STAT 1 facilitates oestrogen receptor α transcription and stimulates breast cancer cell proliferation

Oestrogen receptor α ( ER α) is overexpressed in two‐thirds of all breast cancer cases and is involved in breast cancer development and progression. Although ER α ‐positive breast cancer can be effectively treated by endocrine therapy, endocrine resistance is an urgent clinical problem. Thus, further understanding of the underlying mechanisms involved in ER α signalling is critical in dealing with endocrine resistance in patients with breast cancer.
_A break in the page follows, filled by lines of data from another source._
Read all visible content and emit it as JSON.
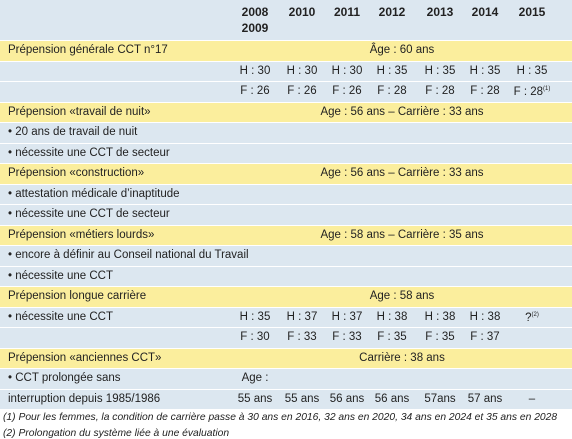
{
  "header": {
    "columns": [
      [
        "2008",
        "2009"
      ],
      [
        "2010"
      ],
      [
        "2011"
      ],
      [
        "2012"
      ],
      [
        "2013"
      ],
      [
        "2014"
      ],
      [
        "2015"
      ]
    ]
  },
  "rows": [
    {
      "label": "Prépension générale CCT n°17",
      "span": "Âge : 60 ans"
    },
    {
      "cells": [
        "H : 30",
        "H : 30",
        "H : 30",
        "H : 35",
        "H : 35",
        "H : 35",
        "H : 35"
      ]
    },
    {
      "cells": [
        "F : 26",
        "F : 26",
        "F : 26",
        "F : 28",
        "F : 28",
        "F : 28",
        {
          "text": "F : 28",
          "note": "(1)"
        }
      ]
    },
    {
      "label": "Prépension «travail de nuit»",
      "span": "Age : 56 ans – Carrière : 33 ans"
    },
    {
      "label": "• 20 ans de travail de nuit"
    },
    {
      "label": "• nécessite une CCT de secteur"
    },
    {
      "label": "Prépension «construction»",
      "span": "Age : 56 ans – Carrière : 33 ans"
    },
    {
      "label": "• attestation médicale d’inaptitude"
    },
    {
      "label": "• nécessite une CCT de secteur"
    },
    {
      "label": "Prépension «métiers lourds»",
      "span": "Age : 58 ans – Carrière : 35 ans"
    },
    {
      "label": "• encore à définir au Conseil national du Travail"
    },
    {
      "label": "• nécessite une CCT"
    },
    {
      "label": "Prépension longue carrière",
      "span": "Age : 58 ans"
    },
    {
      "label": "• nécessite une CCT",
      "cells": [
        "H : 35",
        "H : 37",
        "H : 37",
        "H : 38",
        "H : 38",
        "H : 38",
        {
          "text": "?",
          "note": "(2)"
        }
      ]
    },
    {
      "cells": [
        "F : 30",
        "F : 33",
        "F : 33",
        "F : 35",
        "F : 35",
        "F : 37"
      ]
    },
    {
      "label": "Prépension «anciennes CCT»",
      "span": "Carrière : 38 ans"
    },
    {
      "label": "• CCT prolongée sans",
      "cells": [
        "Age :"
      ]
    },
    {
      "label": "interruption depuis 1985/1986",
      "cells": [
        "55 ans",
        "55 ans",
        "56 ans",
        "56 ans",
        "57ans",
        "57 ans",
        "–"
      ]
    }
  ],
  "footnotes": [
    "(1) Pour les femmes, la condition de carrière passe à 30 ans en 2016, 32 ans en 2020, 34 ans en 2024 et 35 ans en 2028",
    "(2) Prolongation du système liée à une évaluation"
  ]
}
In the present study, unbiased RNA sequence analysis was conducted between the MCF ‐7 and MCF ‐7 tamoxifen‐resistant ( LCC 2) cell lines in order to identify differentially expressed genes. The whole transcriptomic data indicated that the JAK ‐ STAT pathway is markedly up‐regulated, particularly the ISGF 3 complex. As the critical effectors, STAT 1 and IRF 9 were up‐regulated 5‐ and 20‐fold, respectively, in LCC 2 cells. The biological experiments indicated that STAT 1 is important for ER α signalling. Depletion of STAT 1 or inhibition of STAT 1 function significantly decreased levels of ER α protein, ER α ‐target gene expression and cell proliferation in both the MCF ‐7 and LCC 2 cell lines. Chromatin immunoprecipitation revealed that ER α transcription is associated with STAT 1 recruitment to the ER α promoter region, suggesting that transcriptional regulation is one mechanism by which STAT 1 regulates ER α mRNA levels and ER α signalling in breast cancer cells. The present study reveals a possible endocrine‐resistant mechanism by which STAT 1 modulates ER α signalling and confers tamoxifen resistance. Targeting of STAT 1 is a potential treatment strategy for endocrine‐resistant breast cancers.